As an attorney I see constant changes in the tactics used by hospitals and health insurers that are designed to put more money in the hospital and insurer’s pocket from the injured victims settlement and I have written about some of them previously. Today we will be talking specifically about two new situations my clients have experienced.
In the first one, my client treated at a major Atlanta hospital for a fractured sternum sustained in a car crash. He hired me as his injury lawyer six months after he received his medical care. He had $10,000.00 in Georgia medical payments insurance, he had Medicare and he had supplemental insurance. The hospital bills were over $45,000.00 gross. They billed the $10,000.00 to the med pay and took it all. Then they refused to bill the remainder to my client’s Medicare. They just chose not to submit it. Now, two years later, the hospital is trying to get the balance of the medical bills from the client and I told them to go to Hades. They are under contract with Medicare and cannot “opt out.” I told them to sue the client and when the complaint arrives, we will counterclaim for breach of contract and fraud.

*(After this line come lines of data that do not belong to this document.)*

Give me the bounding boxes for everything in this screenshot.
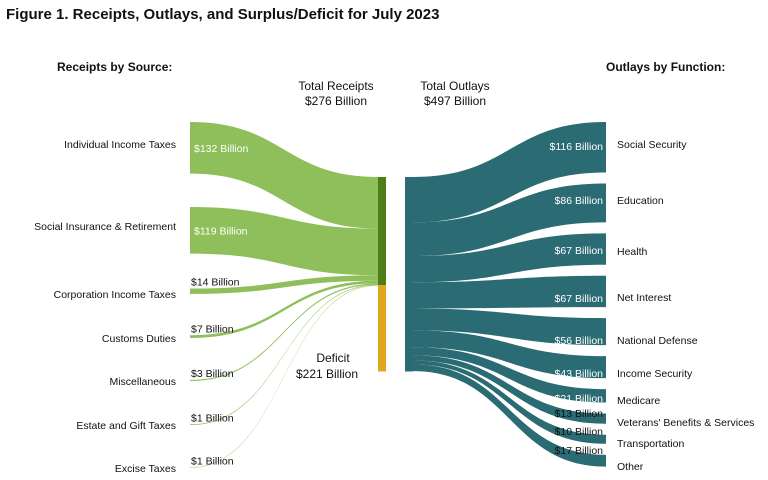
outlay-flows bbox=[413, 122, 606, 467]
receipt-source-label: Miscellaneous bbox=[109, 376, 176, 388]
center-nodes bbox=[378, 177, 413, 372]
outlay-function-label: Transportation bbox=[617, 438, 684, 450]
receipt-source-label: Excise Taxes bbox=[115, 463, 176, 475]
receipt-value-label: $119 Billion bbox=[194, 225, 248, 237]
receipt-flow-customs-duties bbox=[190, 280, 378, 338]
total-receipts-value: $276 Billion bbox=[305, 94, 367, 108]
outlay-value-label: $21 Billion bbox=[555, 393, 604, 405]
outlay-value-label: $13 Billion bbox=[555, 408, 604, 420]
receipt-source-label: Customs Duties bbox=[102, 333, 176, 345]
flow-labels: Individual Income Taxes $132 Billion Socia… bbox=[34, 139, 754, 475]
receipt-source-label: Corporation Income Taxes bbox=[54, 289, 176, 301]
outlay-function-label: Education bbox=[617, 195, 664, 207]
receipt-flows bbox=[190, 122, 378, 468]
receipt-source-label: Social Insurance & Retirement bbox=[34, 221, 176, 233]
receipt-value-label: $1 Billion bbox=[191, 412, 234, 424]
outlay-function-label: Health bbox=[617, 246, 648, 258]
receipt-value-label: $7 Billion bbox=[191, 323, 234, 335]
outlay-value-label: $10 Billion bbox=[555, 426, 604, 438]
total-outlays-label: Total Outlays bbox=[420, 79, 489, 93]
outlay-function-label: Income Security bbox=[617, 368, 693, 380]
outlay-flow-veterans-benefits-services bbox=[413, 355, 606, 424]
outlay-flow-income-security bbox=[413, 330, 606, 379]
deficit-node bbox=[378, 285, 386, 372]
deficit-value: $221 Billion bbox=[296, 367, 358, 381]
total-outlays-node bbox=[405, 177, 413, 372]
outlay-function-label: National Defense bbox=[617, 335, 698, 347]
receipt-value-label: $3 Billion bbox=[191, 368, 234, 380]
receipt-flow-social-insurance-retirement bbox=[190, 207, 378, 276]
receipt-flow-corporation-income-taxes bbox=[190, 275, 378, 294]
receipt-value-label: $1 Billion bbox=[191, 455, 234, 467]
total-outlays-value: $497 Billion bbox=[424, 94, 486, 108]
outlay-flow-education bbox=[413, 183, 606, 257]
receipt-source-label: Individual Income Taxes bbox=[64, 139, 176, 151]
receipt-flow-excise-taxes bbox=[190, 285, 378, 468]
receipt-flow-individual-income-taxes bbox=[190, 122, 378, 229]
outlay-flow-net-interest bbox=[413, 275, 606, 309]
outlay-value-label: $56 Billion bbox=[555, 335, 604, 347]
receipt-flow-estate-and-gift-taxes bbox=[190, 284, 378, 425]
receipt-source-label: Estate and Gift Taxes bbox=[76, 420, 176, 432]
receipts-header: Receipts by Source: bbox=[57, 60, 172, 74]
total-receipts-label: Total Receipts bbox=[298, 79, 373, 93]
outlay-value-label: $43 Billion bbox=[555, 368, 604, 380]
receipt-flow-miscellaneous bbox=[190, 283, 378, 381]
receipt-value-label: $132 Billion bbox=[194, 143, 248, 155]
outlay-function-label: Net Interest bbox=[617, 292, 671, 304]
outlays-header: Outlays by Function: bbox=[606, 60, 725, 74]
chart-title: Figure 1. Receipts, Outlays, and Surplus… bbox=[6, 6, 440, 23]
deficit-label: Deficit bbox=[316, 351, 350, 365]
outlay-value-label: $67 Billion bbox=[555, 245, 604, 257]
outlay-value-label: $116 Billion bbox=[549, 141, 603, 153]
outlay-flow-medicare bbox=[413, 347, 606, 403]
outlay-function-label: Social Security bbox=[617, 139, 687, 151]
outlay-value-label: $67 Billion bbox=[555, 293, 604, 305]
receipt-value-label: $14 Billion bbox=[191, 277, 240, 289]
outlay-flow-national-defense bbox=[413, 308, 606, 346]
outlay-flow-transportation bbox=[413, 360, 606, 444]
outlay-function-label: Medicare bbox=[617, 395, 660, 407]
outlay-flow-other bbox=[413, 364, 606, 467]
outlay-value-label: $86 Billion bbox=[555, 195, 604, 207]
outlay-value-label: $17 Billion bbox=[555, 445, 604, 457]
outlay-function-label: Veterans' Benefits & Services bbox=[617, 417, 754, 429]
outlay-flow-social-security bbox=[413, 122, 606, 223]
outlay-flow-health bbox=[413, 233, 606, 283]
total-receipts-node bbox=[378, 177, 386, 285]
outlay-function-label: Other bbox=[617, 461, 644, 473]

The second new development I have seen recently comes from private Health Insurers. I have a client with a fractured wrist where her health insurance is refusing to pay after a Georgia car crash. She gave her health insurance information to the hospital immediately after the crash. The health insurer sent the client some paperwork to fill out requesting information on whether the at fault driver has med pay, and I have no problem with that. The problem is that the health insurer sent a “Reimbursement Contract” to the client insisting that the client has to sign a new contract promising to reimburse the health insurance program in full when the client makes a recovery for their injuries and without regard for Georgia’s “made whole” doctrine. This is ridiculous. First of all the contract fails for lack of consideration because the carrier is already obligated to pay the bills. I am constantly amazed by the insidious efforts by these Georgia Health insurance companies weasel their way around the Georgia legislature. I recently sent back a letter outlining these points to the insurer and am eagerly awaiting their reply.
I find that generally speaking, smaller hospitals have billing departments that are more efficient and they often understand that some clients are only going to be able to recover the $25,000.00 minimum limits in Georgia. As a Atlanta car accident lawyer with offices in Gainesville, Georgia, I find that the local hospitals in Conyers and Gainesville will often “get it” early on and open an emergency medicaid application for the client when they can. At least the hospital gets some renumeration and we then pay medicaid back at their lower contract rate, resulting in a win for all involved.